I was assigned to the northern sector as a crew boss, and given a Marine Corps platoon as a crew. The platoon’s sergeant, probably figuring this young Forest Service fellow akin to a second lieutenant, suggested I work the crew-platoon through him. I readily agreed. I held a brief fire school to explain what we were going to do, how to use the tools, and safety before starting up the line. About the only problem I had, as we built fireline toward the ridgetop, was keeping them from bunching up—from working too close to each other for safety.

Fire Boss Hoag declared the fire controlled at noon, just 24 hours after it started. But there was still plenty of mop-up work left.

Late in the afternoon, my Marines and I were relieved by a Forest Service crew from Idaho, and at the end of the day shift I was released to resume fire prevention patrol duties the next morning.

There were plenty of questions to answer during that July first patrol of the Twin Lakes area. Thousands of campers and residents had watched the fire consume 350 acres of brush and timber between Robinson Creek and the top of Sawmill ridge, and everyone wanted to talk about it. I, of course, capitalized on their interest by pushing my fire prevention message. The fire that had so impressed them, we knew, had been man-caused. A couple little boys, the investigation determined, had built a “campfire” in the brush.

Although the fire camp was removed that evening and firefighters from other districts and forests were returned to their stations, mop-up continued for several days.

The smoke of the Robinson Creek Fire had barely cleared when, on July 9, Forest Supervisor Ivan Sack and Frank Dunning, his fire staff officer, conducted the district’s previously-scheduled fire preparedness and readiness inspection. Although we were still mopping up the big one, they told Ranger Hoag and Marion they were pleased with what they saw—including, much to my relief, my fire prevention program. But it seemed to me I was doing everything a fire prevention guard should do well—except preventing big fires.

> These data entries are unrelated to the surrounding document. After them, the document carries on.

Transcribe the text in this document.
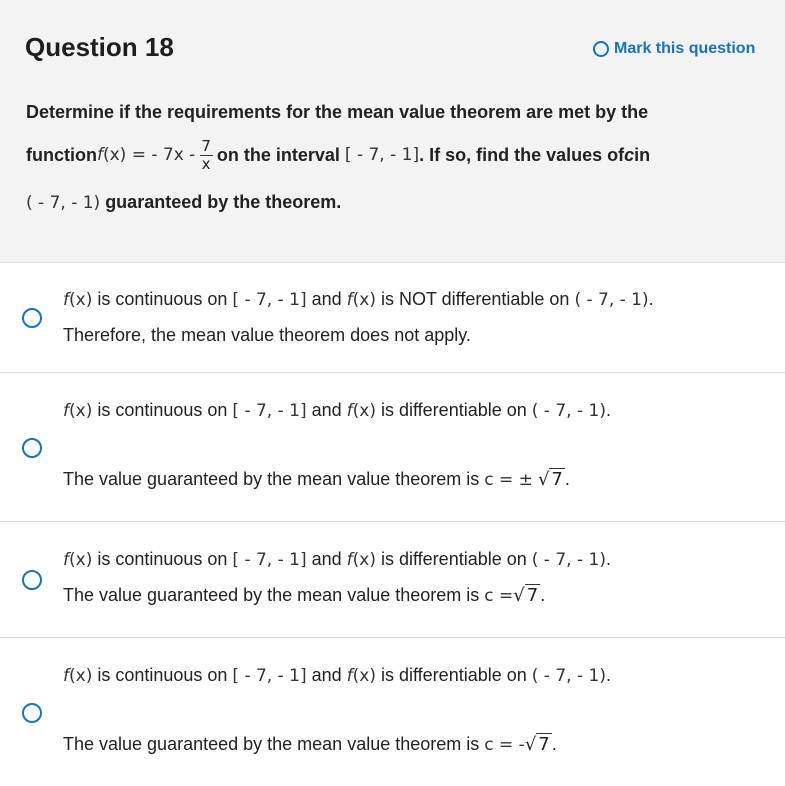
Question 18	Mark this question
Determine if the requirements for the mean value theorem are met by the
function f (x) = - $7x - \frac{7}{x}$ on the interval
[ - 7, - 1] . If so, find the values of c in
( - 7, - 1) guaranteed by the theorem.
f(x) is continuous on [ - 7, - 1] and f(x) is NOT differentiable on ( - 7, - 1).
Therefore, the mean value theorem does not apply.
f(x) is continuous on [ - 7, - 1] and f(x) is differentiable on ( - 7, - 1).
The value guaranteed by the mean value theorem is c = ± √ 7 .
f(x) is continuous on [ - 7, - 1] and f(x) is differentiable on ( - 7, - 1).
The value guaranteed by the mean value theorem is c =√ 7 .
f(x) is continuous on [ - 7, - 1] and f(x) is differentiable on ( - 7, - 1).
The value guaranteed by the mean value theorem is c = -√ 7 .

On the evening of July 21, as I was completing a Twin Lakes patrol, I sighted and extinguished the last smoke. It was a smoldering stump about a third of the way up the ridge. The Robinson Creek Fire was officially out. But, in a way, it would never be out for me. As I crunched my way down the charred slope, it seemed this greatest defeat of my fire prevention career would burn forever in my memory.


Adapted from the 2018 third edition of Toiyabe Patrol,

the writer’s memoir of five U.S. Forest Service summers

 on the Toiyabe National Forest in the 1960s.

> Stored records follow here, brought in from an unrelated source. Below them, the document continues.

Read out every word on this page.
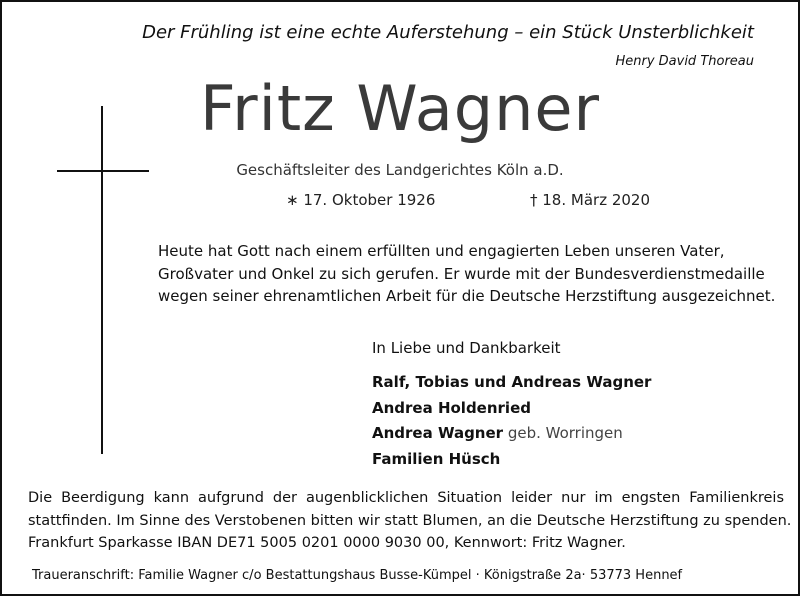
Der Frühling ist eine echte Auferstehung – ein Stück Unsterblichkeit
Henry David Thoreau
Fritz Wagner
Geschäftsleiter des Landgerichtes Köln a.D.
∗ 17. Oktober 1926	† 18. März 2020
Heute hat Gott nach einem erfüllten und engagierten Leben unseren Vater,
Großvater und Onkel zu sich gerufen. Er wurde mit der Bundesverdienstmedaille
wegen seiner ehrenamtlichen Arbeit für die Deutsche Herzstiftung ausgezeichnet.
In Liebe und Dankbarkeit
Ralf, Tobias und Andreas Wagner
Andrea Holdenried
Andrea Wagner geb. Worringen
Familien Hüsch
Die Beerdigung kann aufgrund der augenblicklichen Situation leider nur im engsten Familienkreis
stattfinden. Im Sinne des Verstobenen bitten wir statt Blumen, an die Deutsche Herzstiftung zu spenden.
Frankfurt Sparkasse IBAN DE71 5005 0201 0000 9030 00, Kennwort: Fritz Wagner.
Traueranschrift: Familie Wagner c/o Bestattungshaus Busse-Kümpel · Königstraße 2a· 53773 Hennef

3 thoughts on “Robinson Creek Fire”

  1. Largest fire of the season at 350 acres? Wow! Kind of puts climate change, extreme drought and other factors driving current fire size and behavior in perspective.
    Fresh out of forestry school, I spent the summer of 1973 on the Oakknoll RD on the Klamath NF not far from the Oregon border. I was a tank truck operator on one of 2 or 3 tankers (small engines compared to current equipment) with crews on that district. Largest fire we were on that summer burned approx. 25,000 ac on the next district downriver from ours. I think we were on that fire for almost 2 weeks; as a crew from the neighboring district we got to the fire within an hour of the initial attack.
    Fires now are making afternoon runs of more than 25,000 acres! That’s why I say things have changed drastically due to a variety of factors.

    • Yes, Sir! Definitely a typo which I should have caught. Of course, it should have read: “Before the fire was two hours old.”